I will continue to provide as much advice as possible for owners and veterinarians using and contemplating the use of black-market GS and GC to treat cats with FIP. Fortunately, extremely active and knowledgeable owner groups have developed in several countries and are serving as a major conduit between owners and GS and GC suppliers. These groups are active on social media forums and desperate owners have been able to access them with relative ease and receive timely and critical help.

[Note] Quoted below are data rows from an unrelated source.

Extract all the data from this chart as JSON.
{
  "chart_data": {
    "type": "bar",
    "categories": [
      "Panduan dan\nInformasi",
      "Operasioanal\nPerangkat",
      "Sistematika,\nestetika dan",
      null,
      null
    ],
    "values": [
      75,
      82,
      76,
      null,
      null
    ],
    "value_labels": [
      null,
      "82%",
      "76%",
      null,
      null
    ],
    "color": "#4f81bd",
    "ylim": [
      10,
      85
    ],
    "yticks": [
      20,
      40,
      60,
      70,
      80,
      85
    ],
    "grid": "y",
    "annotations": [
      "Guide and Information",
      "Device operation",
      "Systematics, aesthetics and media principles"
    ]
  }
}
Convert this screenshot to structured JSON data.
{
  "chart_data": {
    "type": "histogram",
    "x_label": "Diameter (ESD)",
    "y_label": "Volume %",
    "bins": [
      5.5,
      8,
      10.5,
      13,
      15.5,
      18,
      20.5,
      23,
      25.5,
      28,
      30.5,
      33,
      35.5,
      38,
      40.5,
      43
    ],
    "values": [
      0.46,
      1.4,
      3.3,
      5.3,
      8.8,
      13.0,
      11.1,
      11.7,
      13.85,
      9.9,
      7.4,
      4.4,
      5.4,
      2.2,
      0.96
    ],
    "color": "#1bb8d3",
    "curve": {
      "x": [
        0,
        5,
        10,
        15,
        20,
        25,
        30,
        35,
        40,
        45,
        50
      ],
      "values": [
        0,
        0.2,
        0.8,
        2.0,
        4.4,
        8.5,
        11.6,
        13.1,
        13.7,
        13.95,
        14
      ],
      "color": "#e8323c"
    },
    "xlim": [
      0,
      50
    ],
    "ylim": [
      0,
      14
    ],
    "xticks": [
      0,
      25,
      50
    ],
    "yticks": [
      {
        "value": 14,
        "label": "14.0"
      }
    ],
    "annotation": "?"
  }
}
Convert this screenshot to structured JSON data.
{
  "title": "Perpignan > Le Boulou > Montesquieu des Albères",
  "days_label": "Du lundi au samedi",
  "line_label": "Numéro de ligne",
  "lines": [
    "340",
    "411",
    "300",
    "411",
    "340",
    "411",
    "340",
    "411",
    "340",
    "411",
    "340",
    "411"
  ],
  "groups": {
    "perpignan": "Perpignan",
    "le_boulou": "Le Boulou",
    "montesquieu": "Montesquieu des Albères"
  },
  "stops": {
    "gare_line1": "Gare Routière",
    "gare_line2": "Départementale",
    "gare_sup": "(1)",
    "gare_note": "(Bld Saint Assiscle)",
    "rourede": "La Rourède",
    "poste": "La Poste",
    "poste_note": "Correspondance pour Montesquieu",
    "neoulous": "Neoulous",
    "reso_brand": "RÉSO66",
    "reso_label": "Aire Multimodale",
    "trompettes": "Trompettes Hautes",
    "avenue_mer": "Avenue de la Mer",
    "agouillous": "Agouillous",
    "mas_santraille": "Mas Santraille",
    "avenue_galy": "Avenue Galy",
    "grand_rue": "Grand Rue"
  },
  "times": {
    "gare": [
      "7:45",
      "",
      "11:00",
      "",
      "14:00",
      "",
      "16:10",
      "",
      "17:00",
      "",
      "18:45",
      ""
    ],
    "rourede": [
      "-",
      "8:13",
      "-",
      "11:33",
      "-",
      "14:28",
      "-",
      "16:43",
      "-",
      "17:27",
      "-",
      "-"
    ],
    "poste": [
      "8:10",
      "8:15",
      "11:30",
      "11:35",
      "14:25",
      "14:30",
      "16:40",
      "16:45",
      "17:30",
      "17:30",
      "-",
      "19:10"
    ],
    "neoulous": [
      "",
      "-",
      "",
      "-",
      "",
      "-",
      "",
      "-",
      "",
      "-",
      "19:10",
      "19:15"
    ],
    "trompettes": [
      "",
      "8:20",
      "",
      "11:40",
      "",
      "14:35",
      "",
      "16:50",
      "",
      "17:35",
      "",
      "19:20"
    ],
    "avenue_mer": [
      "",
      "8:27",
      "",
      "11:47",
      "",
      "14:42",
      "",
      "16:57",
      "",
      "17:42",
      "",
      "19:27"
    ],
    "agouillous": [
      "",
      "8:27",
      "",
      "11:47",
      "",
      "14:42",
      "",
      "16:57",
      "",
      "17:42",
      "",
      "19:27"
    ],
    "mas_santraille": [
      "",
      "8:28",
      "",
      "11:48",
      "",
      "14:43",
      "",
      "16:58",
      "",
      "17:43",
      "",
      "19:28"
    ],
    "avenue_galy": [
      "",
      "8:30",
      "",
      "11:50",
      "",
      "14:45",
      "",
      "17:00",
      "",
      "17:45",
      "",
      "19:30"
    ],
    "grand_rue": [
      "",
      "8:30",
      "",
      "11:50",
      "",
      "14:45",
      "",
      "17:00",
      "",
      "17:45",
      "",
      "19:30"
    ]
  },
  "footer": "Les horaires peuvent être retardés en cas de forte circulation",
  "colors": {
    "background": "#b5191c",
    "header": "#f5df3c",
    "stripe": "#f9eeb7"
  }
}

I must make it clear that I would have preferred these drugs to be approved and commercialized in the normal manner. I am certain that this will happen within the next few years, and as it does, the black market demand for drugs like GS and GC will wane. In the meantime, UC Davis will continue to research new antiviral drugs for diseases like FIP and to share our findings in the conventional manner of peer-reviewed research publications. Our obligations are only to assure owners and veterinarians that our published findings are accurate, reproducible, and applicable.